The Last Werewolf by Glen Duncan
I feel I should start by saying that this book is a departure from my usual reading. But then again, I've been saying that rather frequently lately, so maybe I need to re-evaluate what constitutes my "usual reading." Really, though, I normally wouldn't pick up most books with the word werewolf in the title, but most werewolf books aren't published by Knopf, the most literary imprint of all of Random House's imprints. Word on the street during Winter Institute was that this was a book to watch, so take note I did. After all, any book that can make the good men from Algonquin/Workman howl at the moon in the parking lot is a book that I want to read!
Jacob Marlowe is the last surviving werewolf on record, helped along by his covert human familiar, Harley. When the book opens, it's not likely that Jake will survive another moon cycle, as Grainer, a special-ops werewolf hunter, has vowed to track him and take him down, eliminating the last of his kind from the face of the earth. However, a wealthy socialite with dark appetites and an elite cabal of vampires have other plans; they want to abduct him and conduct experiments on him with the hope of curing their daytime curse. If this sounds like it's treading the same old werewolf/vampire/special ops territory, however, you couldn't be more wrong. The intelligent prose and Jake's existential philosophies make this a very smart book, indeed. It's fast-paced, sexy, graphic, and it will be the ruler against which all future werewolf books will be measured -- and found wanting. With no offense meant toward genre fiction, this is a novel that transcends its genre in a luminescent way. And which will completely redefine what it means to be "Team Jacob."
I dog-eared dozens of pages and noted twice again that many passages, some of which I've included here:
"I lifted her hair out of the way and worked her trapezius from scapula to occipital bone.
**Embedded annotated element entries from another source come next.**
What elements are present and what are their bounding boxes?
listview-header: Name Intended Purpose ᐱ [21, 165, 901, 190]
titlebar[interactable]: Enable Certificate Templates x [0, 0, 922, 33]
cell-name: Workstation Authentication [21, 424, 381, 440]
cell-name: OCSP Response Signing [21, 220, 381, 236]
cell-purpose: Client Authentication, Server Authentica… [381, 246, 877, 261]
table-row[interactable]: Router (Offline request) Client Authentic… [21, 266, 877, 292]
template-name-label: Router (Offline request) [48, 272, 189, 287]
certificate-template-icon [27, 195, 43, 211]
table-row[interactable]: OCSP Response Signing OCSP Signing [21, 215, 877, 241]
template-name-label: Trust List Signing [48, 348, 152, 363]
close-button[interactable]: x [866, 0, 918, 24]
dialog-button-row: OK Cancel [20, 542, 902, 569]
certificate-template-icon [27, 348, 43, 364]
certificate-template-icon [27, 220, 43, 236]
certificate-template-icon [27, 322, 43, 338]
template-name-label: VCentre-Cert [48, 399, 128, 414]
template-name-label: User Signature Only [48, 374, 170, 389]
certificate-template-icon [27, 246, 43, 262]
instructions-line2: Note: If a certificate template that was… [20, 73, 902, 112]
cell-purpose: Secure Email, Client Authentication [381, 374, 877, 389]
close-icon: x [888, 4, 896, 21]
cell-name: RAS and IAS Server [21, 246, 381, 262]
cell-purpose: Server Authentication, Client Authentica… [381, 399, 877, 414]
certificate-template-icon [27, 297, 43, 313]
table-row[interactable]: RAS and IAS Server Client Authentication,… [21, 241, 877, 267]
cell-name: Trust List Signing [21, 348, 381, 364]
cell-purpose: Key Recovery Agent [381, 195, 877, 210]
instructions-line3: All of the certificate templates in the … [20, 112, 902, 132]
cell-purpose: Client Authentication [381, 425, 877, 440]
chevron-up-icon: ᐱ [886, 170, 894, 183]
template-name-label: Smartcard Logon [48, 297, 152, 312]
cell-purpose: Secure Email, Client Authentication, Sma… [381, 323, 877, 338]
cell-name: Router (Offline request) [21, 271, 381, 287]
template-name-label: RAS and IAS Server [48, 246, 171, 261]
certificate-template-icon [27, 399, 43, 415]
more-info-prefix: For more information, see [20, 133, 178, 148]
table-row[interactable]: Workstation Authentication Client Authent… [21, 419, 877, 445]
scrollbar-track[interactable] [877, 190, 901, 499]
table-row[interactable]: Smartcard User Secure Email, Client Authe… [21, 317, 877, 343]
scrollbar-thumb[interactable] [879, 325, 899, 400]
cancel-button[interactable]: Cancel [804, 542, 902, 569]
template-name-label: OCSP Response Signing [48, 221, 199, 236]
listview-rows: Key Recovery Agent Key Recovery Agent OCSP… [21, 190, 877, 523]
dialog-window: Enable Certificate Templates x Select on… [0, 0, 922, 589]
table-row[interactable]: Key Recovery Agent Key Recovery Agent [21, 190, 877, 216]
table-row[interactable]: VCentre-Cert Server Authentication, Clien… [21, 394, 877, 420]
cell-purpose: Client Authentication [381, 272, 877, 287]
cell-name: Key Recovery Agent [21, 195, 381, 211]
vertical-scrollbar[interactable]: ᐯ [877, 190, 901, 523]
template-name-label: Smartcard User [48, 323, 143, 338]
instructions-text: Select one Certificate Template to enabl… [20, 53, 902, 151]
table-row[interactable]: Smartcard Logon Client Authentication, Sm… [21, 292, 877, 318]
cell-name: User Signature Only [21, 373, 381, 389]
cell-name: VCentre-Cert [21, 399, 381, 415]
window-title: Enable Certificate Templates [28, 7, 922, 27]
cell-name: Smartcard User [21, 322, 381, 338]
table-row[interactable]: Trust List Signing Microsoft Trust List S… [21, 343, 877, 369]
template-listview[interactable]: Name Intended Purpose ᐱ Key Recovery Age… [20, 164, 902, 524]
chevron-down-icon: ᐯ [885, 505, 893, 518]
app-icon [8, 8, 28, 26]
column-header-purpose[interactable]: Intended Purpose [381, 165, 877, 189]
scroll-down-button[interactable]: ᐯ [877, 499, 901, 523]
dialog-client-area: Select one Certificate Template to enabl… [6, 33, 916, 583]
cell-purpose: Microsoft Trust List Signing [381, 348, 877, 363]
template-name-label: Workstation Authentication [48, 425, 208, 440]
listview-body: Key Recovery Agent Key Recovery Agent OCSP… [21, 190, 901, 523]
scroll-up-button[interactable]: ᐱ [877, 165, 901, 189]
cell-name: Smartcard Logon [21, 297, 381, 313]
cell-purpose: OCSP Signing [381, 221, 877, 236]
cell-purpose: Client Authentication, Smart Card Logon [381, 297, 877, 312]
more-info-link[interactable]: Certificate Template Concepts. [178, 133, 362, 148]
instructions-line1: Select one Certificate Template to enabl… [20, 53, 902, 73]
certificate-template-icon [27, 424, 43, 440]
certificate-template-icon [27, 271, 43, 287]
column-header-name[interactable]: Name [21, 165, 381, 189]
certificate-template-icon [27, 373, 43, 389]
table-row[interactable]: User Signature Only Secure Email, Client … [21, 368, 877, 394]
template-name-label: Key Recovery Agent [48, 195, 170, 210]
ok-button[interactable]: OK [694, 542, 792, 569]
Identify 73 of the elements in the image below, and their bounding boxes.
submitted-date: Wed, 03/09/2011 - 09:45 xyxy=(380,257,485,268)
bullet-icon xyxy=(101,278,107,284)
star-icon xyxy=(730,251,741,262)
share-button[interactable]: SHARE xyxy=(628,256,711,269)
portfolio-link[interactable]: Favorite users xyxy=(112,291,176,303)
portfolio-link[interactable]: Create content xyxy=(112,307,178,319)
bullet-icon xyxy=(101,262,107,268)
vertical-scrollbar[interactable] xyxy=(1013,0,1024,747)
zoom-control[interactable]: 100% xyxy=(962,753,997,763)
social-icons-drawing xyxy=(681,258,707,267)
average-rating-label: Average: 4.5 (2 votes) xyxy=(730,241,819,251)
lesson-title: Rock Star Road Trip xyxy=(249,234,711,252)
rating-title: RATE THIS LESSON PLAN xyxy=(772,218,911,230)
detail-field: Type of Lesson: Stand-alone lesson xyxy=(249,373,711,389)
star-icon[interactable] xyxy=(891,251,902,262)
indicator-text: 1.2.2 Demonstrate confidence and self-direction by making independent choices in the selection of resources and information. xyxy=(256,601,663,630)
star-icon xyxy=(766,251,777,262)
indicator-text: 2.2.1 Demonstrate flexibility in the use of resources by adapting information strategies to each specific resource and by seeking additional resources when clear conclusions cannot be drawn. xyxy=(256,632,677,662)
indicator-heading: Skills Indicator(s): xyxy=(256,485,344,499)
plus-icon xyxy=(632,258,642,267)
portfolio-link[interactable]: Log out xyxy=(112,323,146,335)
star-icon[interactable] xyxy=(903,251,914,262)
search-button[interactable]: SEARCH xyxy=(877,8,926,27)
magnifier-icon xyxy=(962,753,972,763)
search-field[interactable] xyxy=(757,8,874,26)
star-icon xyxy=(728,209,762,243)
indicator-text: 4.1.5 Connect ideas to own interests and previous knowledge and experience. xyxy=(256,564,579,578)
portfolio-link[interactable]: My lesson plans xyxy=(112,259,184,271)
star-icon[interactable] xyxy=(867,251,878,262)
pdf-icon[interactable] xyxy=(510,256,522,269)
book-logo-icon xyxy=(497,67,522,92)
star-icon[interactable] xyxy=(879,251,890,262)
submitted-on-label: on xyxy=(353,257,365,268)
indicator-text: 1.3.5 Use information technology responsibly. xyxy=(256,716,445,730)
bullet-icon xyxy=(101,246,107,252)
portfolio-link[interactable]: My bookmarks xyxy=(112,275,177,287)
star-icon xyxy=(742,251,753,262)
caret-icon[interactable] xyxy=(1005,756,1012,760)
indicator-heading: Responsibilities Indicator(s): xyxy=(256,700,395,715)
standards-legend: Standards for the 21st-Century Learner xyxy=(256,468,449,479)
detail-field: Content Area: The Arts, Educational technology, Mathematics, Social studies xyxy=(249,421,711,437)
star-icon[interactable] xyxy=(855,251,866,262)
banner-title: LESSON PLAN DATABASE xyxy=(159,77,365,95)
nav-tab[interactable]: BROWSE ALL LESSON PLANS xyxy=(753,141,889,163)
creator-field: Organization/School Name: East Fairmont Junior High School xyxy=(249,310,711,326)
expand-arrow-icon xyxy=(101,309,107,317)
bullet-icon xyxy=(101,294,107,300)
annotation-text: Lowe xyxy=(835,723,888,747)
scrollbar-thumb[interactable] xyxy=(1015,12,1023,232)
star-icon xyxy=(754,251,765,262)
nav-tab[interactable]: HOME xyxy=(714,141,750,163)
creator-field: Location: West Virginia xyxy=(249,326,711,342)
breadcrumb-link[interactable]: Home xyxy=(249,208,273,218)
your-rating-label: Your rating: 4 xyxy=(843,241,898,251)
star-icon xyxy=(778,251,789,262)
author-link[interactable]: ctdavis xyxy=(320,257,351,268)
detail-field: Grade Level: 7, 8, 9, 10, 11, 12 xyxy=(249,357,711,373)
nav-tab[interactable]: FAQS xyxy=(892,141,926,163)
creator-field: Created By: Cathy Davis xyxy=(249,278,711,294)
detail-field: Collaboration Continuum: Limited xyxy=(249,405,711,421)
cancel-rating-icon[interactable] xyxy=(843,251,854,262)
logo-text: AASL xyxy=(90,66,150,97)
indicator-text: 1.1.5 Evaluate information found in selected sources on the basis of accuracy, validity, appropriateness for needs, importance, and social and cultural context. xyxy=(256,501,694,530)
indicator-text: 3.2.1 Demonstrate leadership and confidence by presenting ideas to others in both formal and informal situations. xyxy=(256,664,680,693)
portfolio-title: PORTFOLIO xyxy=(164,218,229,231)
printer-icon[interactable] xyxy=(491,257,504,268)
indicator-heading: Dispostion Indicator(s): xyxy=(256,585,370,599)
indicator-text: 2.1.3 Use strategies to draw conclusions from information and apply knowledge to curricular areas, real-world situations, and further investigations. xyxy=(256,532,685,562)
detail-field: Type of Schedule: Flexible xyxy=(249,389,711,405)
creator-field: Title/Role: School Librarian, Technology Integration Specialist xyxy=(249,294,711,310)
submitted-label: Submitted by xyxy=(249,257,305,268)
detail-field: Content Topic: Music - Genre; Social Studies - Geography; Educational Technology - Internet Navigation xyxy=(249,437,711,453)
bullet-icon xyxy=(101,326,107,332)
Anatomical Latin's an unjudgemental friend if you have to rip people apart and eat them."
"One develops an instinct for letting silence do the heavy lifting. In the three, four, five seconds that passed without either of us speaking, the many ways the conversation could go came and went like time-lapse film of flowers blooming and dying."
"We were in bed, her lying with her wrists crossed above her head, me up on one elbow, caressing her nakedness. The flesh had infinity in it. I must have known every inch by touch, yet every inch renewed its mystery the instant my hand moved on. Delightful, endless futility."
"The point is I make no apology and ask no forgiveness. I'm a man. I'm a monster. A cocktail of contraries. I didn't ask to become a werewolf but once it had happened I got used to it pretty quickly. You surprise yourself. You surprise yourself, then realise even the surprise was a bit of a sham."
"I changed channels. American Idol. Transformation again, this time from Nobody into Superstar. Perhaps Jacqueline was right: humanity's getting its metamorphic kicks elsewhere these days. When you can watch the alchemy that turns morons into millionaires and gimps into global icons, where's the thrill in men who turn into wolves?"
"Filial honour. Forty years ago I killed and ate Grainer's father. Grainer was ten at the time. There's always someone's father, someone's mother, someone's wife, someone's son. This is the problem with killing and eating people. One of the problems."
And possibly the best invocation of Jane Eyre I've ever read: "Reader, I ate him."
|Did I mention that the author is dead sexy?|
I picked up an ARC of this book at Winter Institute and decided to read it upon the extra urging of my sales rep, Ann Kingman. And I just want to say that I bet I'm one of very few readers who know exactly what Duncan was talking about when he mentions Barbuda as Harley's place of escape. Ahh, Barbuda!